This tutorial explores the world of inter-process communication (IPC) in Unix, and solutions for Node developers. IPC actually covers a broad swathe of methods, including POSIX signals and pipes, which we’ve already covered in this series. Here I’m only going to cover IPC methods that are based on sockets or Unix domain sockets.
IPC enables structured data to be shared between processes. In terms of architecture, scaling software by creating smaller programs that communicate with each other using simple data formats fits in with the Unix philosophies mentioned previously in this series. Additionally, it may be desirable to use established Unix-based IPC systems from within Node.
Beyond modularity and performance, IPC can also be used to restrict privileged access to certain resources. For example, a Node web application could run on a registered port (above 1023) which is generally accessible by ordinary user accounts. Then another program with additional privileges to access port 80 could proxy requests to it, thereby limiting access and potentially improving security.
It’s likely that contemporary developers that don’t come from a Unix background will already use IPC and RPC. Message queues in particular are very popular now – ZeroMQ can be configured to communicate locally using its IPC transport that’s based on Unix domain sockets
D-Bus supports many POSIX operating systems. It’s most closely associated with KDE, but can be installed on Mac OS, and there’s even a Windows port. It can use Unix or IP sockets.
D-Bus generally runs as a system-level daemon, and also as a session daemon:
A GNOME environment normally runs two kinds of buses: a single system bus for miscellaneous system-wide communication, e.g. notifications when a new piece of hardware is hooked up; and a session bus used by a single user’s ongoing GNOME session.

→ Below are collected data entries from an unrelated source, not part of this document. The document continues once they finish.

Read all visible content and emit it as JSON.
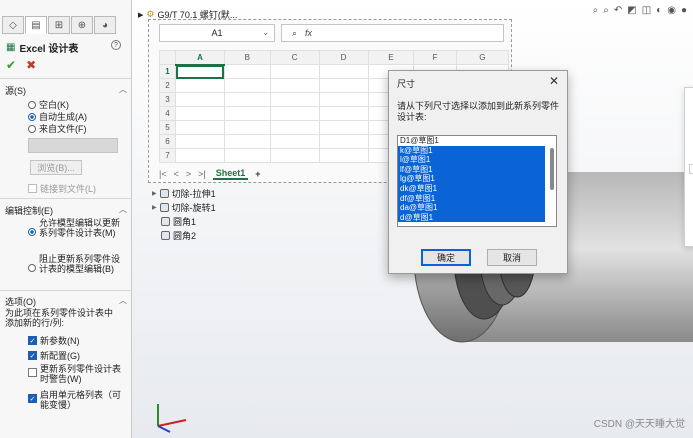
{
  "left_panel": {
    "title": "Excel 设计表",
    "help": "?",
    "ok": "✔",
    "cancel": "✖",
    "source": {
      "heading": "源(S)",
      "options": [
        "空白(K)",
        "自动生成(A)",
        "来自文件(F)"
      ],
      "selected": 1,
      "browse": "浏览(B)...",
      "link": "链接到文件(L)"
    },
    "edit_control": {
      "heading": "编辑控制(E)",
      "options": [
        "允许模型编辑以更新系列零件设计表(M)",
        "阻止更新系列零件设计表的模型编辑(B)"
      ],
      "selected": 0
    },
    "options": {
      "heading": "选项(O)",
      "desc": "为此项在系列零件设计表中添加新的行/列:",
      "checks": [
        {
          "label": "新参数(N)",
          "checked": true
        },
        {
          "label": "新配置(G)",
          "checked": true
        },
        {
          "label": "更新系列零件设计表时警告(W)",
          "checked": false
        },
        {
          "label": "启用单元格列表（可能变慢）",
          "checked": true
        }
      ]
    }
  },
  "viewport": {
    "breadcrumb": "G9/T 70.1 螺钉(默...",
    "tree": [
      "切除-拉伸1",
      "切除-旋转1",
      "圆角1",
      "圆角2"
    ]
  },
  "excel": {
    "cell_ref": "A1",
    "fx": "fx",
    "columns": [
      "A",
      "B",
      "C",
      "D",
      "E",
      "F",
      "G"
    ],
    "rows": [
      "1",
      "2",
      "3",
      "4",
      "5",
      "6",
      "7"
    ],
    "sheet_tab": "Sheet1",
    "add_sheet": "+"
  },
  "dim_dialog": {
    "title": "尺寸",
    "close": "✕",
    "prompt": "请从下列尺寸选择以添加到此新系列零件设计表:",
    "items": [
      {
        "label": "D1@草图1",
        "selected": false
      },
      {
        "label": "k@草图1",
        "selected": true
      },
      {
        "label": "l@草图1",
        "selected": true
      },
      {
        "label": "lf@草图1",
        "selected": true
      },
      {
        "label": "lg@草图1",
        "selected": true
      },
      {
        "label": "dk@草图1",
        "selected": true
      },
      {
        "label": "df@草图1",
        "selected": true
      },
      {
        "label": "da@草图1",
        "selected": true
      },
      {
        "label": "d@草图1",
        "selected": true
      }
    ],
    "ok": "确定",
    "cancel": "取消"
  },
  "bg_dialog": {
    "close": "✕"
  },
  "watermark": "CSDN @天天睡大觉"
}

The two most popular Node implementations are node-dbus (License: MIT, npm: dbus) by Shouqun Liu, and node-dbus (License: BSD, npm: node-dbus) from Motorola Mobility. They’re both built using C++ extensions that wrap around the libdbus APIs.
It’s unlikely that D-Bus is (or will be) a popular solution for IPC with Node developers, but it does allow us to integrate more tightly with desktop environments. For example, if I use a GNOME music player that exposes services through D-Bus, I could write Node scripts that monitor what I’m listening to and post the data to Last.fm. Linux Journal has a general article on this topic that serves as a basic introduction: Control Your Linux Desktop with D-Bus.
Homegrown IPC and RPC
There are dozens of modules that provide IPC and RPC solutions that are aimed at Node developers without integrating with existing high-level Unix daemons.
DNode by James Halliday is one such example that works with Unix domain sockets, TCP streams, or WebSocket. It’s an RPC implementation that uses a newline-terminated JSON protocol which is documented in the dnode-protocol module.
There’s also thintalk (License: MIT, npm: thintalk) by Andreas Madsen that implements a lightweight RPC layer. It’s aimed at pure Node environments, unlike DNode which can be called from different programming languages and browsers.
ØMQ runs on Linux, Windows, and Mac OS, and specifically targets fast performance. In contemporary discussions on IPC, it’s often cited as a suitable alternative to legacy message brokers.
IPC is an incredibly broad term that covers using files for communication, signals, sockets, message queues, pipes, shared memory, and pretty much everything else. I’m still searching for a quantum-entanglement IPC solution for Unix.
It’s therefore difficult to keep this discussion focused on Unix, particularly as modern systems like ØMQ will run just about anywhere. However, I hope that by mentioning D-Bus, Node hackers who run desktop systems like KDE or GNOME might be inspired to rewire their desktops in all kinds of creative ways.